Intel’s shift to 7nm is proving to be a rough one.
What you need to know
- Intel today revealed it has delayed its transition to 7nm chips to late 2022 or early 2023.
- The delay stems from poor yields, putting the company “approximately 12 months behind” its internal target.
- Intel expects to launch its first 10nm desktop chips in the second half of 2021.
In its Q2 earnings report today, Intel announced that it has delayed the rollout of its 7nm chips by six months. The company now plans to launch chips based on its 7nm process in late 2022 or early 2023. That’s a shift of six months from Intel’s previous plans.

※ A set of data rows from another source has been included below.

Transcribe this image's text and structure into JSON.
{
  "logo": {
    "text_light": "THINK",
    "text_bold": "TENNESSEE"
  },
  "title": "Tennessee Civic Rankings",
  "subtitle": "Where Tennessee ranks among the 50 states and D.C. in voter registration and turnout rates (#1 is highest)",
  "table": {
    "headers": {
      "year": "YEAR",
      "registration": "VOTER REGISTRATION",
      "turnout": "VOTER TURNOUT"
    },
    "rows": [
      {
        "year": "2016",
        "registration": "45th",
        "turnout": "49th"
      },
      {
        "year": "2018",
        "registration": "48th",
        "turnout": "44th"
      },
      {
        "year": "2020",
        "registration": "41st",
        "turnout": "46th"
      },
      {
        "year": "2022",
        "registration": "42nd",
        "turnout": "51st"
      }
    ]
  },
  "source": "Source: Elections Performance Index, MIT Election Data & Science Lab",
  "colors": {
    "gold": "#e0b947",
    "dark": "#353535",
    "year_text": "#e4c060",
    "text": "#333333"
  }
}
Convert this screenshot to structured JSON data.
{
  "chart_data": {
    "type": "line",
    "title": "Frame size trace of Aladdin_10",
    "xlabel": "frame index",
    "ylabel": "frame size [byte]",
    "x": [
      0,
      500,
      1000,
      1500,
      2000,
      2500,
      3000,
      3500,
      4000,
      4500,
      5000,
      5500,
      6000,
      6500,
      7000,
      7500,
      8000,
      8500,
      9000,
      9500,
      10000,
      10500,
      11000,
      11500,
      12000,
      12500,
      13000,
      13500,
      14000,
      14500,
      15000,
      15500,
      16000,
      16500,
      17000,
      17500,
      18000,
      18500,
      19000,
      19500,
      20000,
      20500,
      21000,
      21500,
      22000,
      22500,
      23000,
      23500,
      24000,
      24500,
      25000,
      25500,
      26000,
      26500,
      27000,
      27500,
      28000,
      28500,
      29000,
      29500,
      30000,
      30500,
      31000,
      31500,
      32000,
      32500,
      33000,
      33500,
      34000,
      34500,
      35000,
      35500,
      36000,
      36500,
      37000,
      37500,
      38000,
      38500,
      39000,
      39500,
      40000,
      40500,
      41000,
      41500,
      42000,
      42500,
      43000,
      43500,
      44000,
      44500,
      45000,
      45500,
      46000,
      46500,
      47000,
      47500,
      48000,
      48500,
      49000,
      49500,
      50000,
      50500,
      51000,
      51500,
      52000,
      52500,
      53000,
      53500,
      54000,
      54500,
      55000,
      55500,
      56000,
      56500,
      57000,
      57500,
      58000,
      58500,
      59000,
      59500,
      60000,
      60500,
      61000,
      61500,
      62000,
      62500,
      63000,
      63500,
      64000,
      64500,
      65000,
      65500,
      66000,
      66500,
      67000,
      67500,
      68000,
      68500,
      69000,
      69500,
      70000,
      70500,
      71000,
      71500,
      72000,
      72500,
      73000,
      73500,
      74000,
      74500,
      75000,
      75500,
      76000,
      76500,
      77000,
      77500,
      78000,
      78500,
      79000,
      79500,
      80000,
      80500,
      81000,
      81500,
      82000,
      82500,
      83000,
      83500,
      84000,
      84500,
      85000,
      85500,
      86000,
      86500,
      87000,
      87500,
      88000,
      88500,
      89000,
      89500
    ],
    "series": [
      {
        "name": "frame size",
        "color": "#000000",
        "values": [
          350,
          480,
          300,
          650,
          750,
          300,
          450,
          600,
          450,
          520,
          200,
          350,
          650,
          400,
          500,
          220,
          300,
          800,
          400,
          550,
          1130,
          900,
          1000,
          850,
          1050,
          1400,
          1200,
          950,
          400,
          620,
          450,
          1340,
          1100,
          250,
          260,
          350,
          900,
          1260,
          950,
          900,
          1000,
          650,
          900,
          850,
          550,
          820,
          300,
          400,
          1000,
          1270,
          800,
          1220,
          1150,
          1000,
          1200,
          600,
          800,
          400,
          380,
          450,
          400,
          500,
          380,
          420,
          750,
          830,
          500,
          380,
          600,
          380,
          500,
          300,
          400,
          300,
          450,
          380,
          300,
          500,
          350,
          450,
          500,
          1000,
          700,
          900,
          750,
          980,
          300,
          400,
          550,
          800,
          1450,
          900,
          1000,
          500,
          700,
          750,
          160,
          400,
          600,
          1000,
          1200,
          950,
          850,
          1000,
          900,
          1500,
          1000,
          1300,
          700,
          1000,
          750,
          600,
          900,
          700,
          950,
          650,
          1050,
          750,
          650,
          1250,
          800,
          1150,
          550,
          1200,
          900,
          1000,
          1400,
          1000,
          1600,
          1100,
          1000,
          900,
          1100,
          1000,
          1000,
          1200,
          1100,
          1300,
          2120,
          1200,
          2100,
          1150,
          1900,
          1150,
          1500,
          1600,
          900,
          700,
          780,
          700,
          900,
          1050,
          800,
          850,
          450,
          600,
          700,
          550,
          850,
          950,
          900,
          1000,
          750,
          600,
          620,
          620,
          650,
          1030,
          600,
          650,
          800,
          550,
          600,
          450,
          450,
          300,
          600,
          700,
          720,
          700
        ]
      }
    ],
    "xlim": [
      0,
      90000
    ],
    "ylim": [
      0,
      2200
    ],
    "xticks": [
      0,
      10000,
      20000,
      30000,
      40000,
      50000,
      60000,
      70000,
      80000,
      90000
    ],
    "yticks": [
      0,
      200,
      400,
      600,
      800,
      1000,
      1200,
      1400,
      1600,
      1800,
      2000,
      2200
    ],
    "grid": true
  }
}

“The company’s 7nm-based CPU product timing is shifting approximately six months relative to prior expectations,” Intel said in its earnings release. “The primary driver is the yield of Intel’s 7nm process, which based on recent data, is now trending approximately twelve months behind the company’s internal target.”
As reported by Tom’s Hardware, Intel CEO Bob Swan followed up in the company’s earnings call, noting the company “identified a ‘defect mode’ in its 7nm process.” The company has shifted focus to “contingency plans” such as using third-party foundries. Intel also plans to use third-party foundries for its upcoming Ponte Vecchio GPUs.
Aside from its 7nm delay, Intel revealed that it plans to launch its first 10nm “Alder Lake” desktop CPUs in the second half of 2021. Intel’s first 10nm “Ice Lake” CPUs arrived in laptops last year. Its upcoming “Tiger Lake” chips, which are also based on a 10nm process, are expected to arrive this fall.
The 7nm delay puts Intel further behind AMD on the process side of things. AMD’s latest chips are already built on a 7nm process, and it’s likely AMD will have a fair amount of lead time on Intel when its shifts to a 5nm process with its Zen 4 architecture, which is expected to arrive by the end of 2021.